Puis, honteuse de s'être ainsi laissé aller à un mouvement irréfléchi, elle baissa les yeux et cacha dans le sein de sa mère son charmant visage inondé de larmes.
—Ma fille vous a répondu pour elle et pour moi, monsieur, dit noblement la marquise.
—Je vous remercie de cette confiance dont je saurai me rendre digne, madame; seulement, il me faut quelques jours pour tout préparer; je n'ai avec moi qu'un homme auquel je puisse me fier, je dois agir avec la plus grande prudence.
—C'est juste, monsieur, mais qu'entendez-vous par quelques jours?
—Trois au moins, quatre au plus.
—C'est bien, nous attendrons; maintenant pouvez-vous nous expliquer quel est le plan que vous avez adopté?
—Je ne le connais pas moi-même, madame. Je me trouve dans un pays qui m'est totalement inconnu, et dans lequel je manque naturellement de la plus vulgaire expérience; je me laisse diriger par le serviteur dont j'ai eu l'honneur de vous parler.
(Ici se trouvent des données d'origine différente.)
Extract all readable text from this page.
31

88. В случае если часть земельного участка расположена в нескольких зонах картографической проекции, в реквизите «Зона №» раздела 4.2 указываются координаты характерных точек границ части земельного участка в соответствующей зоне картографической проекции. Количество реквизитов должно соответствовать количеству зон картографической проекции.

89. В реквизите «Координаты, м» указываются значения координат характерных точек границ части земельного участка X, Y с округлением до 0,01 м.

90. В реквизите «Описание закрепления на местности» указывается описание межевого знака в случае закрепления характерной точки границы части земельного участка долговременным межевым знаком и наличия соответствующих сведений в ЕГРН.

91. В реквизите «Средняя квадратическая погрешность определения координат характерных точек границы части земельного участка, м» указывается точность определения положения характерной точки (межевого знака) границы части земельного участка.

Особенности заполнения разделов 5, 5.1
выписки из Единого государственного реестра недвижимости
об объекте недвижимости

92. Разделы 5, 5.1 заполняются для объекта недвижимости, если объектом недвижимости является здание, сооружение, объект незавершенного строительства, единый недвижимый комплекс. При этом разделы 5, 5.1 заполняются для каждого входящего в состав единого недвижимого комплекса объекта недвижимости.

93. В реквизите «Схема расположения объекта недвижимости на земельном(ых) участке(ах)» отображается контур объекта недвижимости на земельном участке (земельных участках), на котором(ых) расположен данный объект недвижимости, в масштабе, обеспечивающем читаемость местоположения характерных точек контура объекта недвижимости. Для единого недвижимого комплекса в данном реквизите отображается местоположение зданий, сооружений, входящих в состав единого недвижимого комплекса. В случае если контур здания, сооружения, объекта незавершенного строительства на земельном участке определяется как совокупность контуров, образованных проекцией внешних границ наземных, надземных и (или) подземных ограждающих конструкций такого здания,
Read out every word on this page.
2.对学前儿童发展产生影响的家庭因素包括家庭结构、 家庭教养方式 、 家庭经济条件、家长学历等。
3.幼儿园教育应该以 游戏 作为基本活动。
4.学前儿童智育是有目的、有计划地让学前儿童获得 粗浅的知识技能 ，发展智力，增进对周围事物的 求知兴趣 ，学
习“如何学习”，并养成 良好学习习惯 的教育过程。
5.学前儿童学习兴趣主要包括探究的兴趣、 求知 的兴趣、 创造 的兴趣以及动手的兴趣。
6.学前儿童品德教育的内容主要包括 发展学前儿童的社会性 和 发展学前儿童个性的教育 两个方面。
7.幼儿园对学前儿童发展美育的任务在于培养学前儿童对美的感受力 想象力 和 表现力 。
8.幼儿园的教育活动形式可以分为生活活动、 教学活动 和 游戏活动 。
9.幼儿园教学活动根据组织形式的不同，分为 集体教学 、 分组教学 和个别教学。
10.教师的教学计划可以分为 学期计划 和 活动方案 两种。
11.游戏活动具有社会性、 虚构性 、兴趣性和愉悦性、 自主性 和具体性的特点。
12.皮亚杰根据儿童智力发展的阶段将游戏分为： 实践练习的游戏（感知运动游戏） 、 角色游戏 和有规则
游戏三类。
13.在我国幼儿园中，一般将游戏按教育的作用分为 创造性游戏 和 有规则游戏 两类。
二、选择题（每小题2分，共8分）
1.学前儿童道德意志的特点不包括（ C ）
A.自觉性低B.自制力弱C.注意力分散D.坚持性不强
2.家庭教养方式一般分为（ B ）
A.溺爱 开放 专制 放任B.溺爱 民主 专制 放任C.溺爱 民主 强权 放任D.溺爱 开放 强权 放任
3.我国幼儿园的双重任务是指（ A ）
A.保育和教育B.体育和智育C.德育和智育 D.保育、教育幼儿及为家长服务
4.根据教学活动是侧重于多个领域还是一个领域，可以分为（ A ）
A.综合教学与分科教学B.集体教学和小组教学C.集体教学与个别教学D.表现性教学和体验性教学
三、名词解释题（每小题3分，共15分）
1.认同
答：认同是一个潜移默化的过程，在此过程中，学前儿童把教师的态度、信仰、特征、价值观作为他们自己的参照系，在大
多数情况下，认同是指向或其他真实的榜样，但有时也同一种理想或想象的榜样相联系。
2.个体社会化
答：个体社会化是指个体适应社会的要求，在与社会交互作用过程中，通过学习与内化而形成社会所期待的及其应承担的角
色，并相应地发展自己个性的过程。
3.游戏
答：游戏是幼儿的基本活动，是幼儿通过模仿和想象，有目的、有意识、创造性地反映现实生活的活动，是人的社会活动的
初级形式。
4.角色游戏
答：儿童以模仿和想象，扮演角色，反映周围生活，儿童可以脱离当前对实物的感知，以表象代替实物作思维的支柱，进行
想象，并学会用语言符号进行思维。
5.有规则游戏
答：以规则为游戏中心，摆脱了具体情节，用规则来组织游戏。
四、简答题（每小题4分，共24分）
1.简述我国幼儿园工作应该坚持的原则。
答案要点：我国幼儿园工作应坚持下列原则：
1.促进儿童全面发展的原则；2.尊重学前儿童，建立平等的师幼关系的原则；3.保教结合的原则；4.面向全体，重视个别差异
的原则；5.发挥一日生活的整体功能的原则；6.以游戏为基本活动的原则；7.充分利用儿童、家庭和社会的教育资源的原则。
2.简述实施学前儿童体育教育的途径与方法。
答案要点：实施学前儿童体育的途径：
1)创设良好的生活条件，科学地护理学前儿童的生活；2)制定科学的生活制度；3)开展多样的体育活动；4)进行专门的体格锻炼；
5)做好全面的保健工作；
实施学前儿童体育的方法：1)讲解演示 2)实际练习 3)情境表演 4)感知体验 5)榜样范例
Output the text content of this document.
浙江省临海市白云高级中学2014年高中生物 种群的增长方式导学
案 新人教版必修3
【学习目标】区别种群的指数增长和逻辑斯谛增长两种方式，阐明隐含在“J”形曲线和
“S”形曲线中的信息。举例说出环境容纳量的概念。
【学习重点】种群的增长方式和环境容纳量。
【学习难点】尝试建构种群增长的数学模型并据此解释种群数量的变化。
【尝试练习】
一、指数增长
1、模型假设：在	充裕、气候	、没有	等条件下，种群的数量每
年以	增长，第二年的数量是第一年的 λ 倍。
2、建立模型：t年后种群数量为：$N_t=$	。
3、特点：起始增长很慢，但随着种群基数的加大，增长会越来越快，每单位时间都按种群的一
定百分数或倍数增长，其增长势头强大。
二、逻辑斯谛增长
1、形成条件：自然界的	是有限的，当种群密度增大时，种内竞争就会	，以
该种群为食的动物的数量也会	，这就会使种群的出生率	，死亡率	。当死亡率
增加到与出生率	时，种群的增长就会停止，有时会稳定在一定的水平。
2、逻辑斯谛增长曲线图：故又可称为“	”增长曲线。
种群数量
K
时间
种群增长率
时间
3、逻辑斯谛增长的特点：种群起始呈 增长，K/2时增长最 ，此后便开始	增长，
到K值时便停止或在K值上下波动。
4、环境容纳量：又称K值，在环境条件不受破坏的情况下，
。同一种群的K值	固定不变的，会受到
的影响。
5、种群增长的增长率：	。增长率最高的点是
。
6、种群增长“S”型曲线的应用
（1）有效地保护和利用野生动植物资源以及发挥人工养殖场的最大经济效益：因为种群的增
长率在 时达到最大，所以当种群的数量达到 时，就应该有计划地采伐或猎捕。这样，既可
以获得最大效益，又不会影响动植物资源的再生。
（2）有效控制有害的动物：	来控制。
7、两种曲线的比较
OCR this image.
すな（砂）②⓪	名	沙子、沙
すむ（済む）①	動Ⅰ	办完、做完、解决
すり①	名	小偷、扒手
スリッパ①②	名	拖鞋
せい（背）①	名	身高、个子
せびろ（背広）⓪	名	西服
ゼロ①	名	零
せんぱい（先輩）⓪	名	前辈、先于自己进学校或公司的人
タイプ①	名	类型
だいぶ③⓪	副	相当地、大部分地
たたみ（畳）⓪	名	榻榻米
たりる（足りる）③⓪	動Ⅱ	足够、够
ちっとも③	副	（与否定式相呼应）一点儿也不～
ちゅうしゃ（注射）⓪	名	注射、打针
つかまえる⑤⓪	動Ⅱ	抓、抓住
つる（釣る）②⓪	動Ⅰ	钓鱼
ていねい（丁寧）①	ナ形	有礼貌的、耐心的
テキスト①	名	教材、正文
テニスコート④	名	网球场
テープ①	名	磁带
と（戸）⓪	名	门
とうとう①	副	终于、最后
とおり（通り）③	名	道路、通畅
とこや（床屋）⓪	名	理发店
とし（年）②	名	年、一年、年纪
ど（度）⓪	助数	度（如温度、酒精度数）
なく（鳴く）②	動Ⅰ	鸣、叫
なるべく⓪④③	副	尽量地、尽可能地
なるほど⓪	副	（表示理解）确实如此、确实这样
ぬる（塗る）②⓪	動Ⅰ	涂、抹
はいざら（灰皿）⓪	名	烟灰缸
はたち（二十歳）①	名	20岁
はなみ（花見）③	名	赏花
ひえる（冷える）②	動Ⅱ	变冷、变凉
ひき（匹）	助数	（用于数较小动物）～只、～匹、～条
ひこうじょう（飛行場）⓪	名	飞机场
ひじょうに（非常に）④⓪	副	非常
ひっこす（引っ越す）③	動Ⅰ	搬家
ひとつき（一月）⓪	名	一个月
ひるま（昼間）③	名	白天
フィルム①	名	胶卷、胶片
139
—Êtes-vous bien sûr de cet homme? monsieur; pardon de vous dire cela, mais vous le savez, un mot nous perdrait.
—Je suis aussi sûr de la personne en question qu'un homme peut répondre d'un autre. C'est lui qui m'a fourni les moyens de me présenter devant vous sans éveiller les soupçons; je compte, non seulement sur son dévouement, mais encore sur sa finesse, sur son courage et surtout sur son expérience.
—Est-ce un Espagnol, un étranger ou un métis?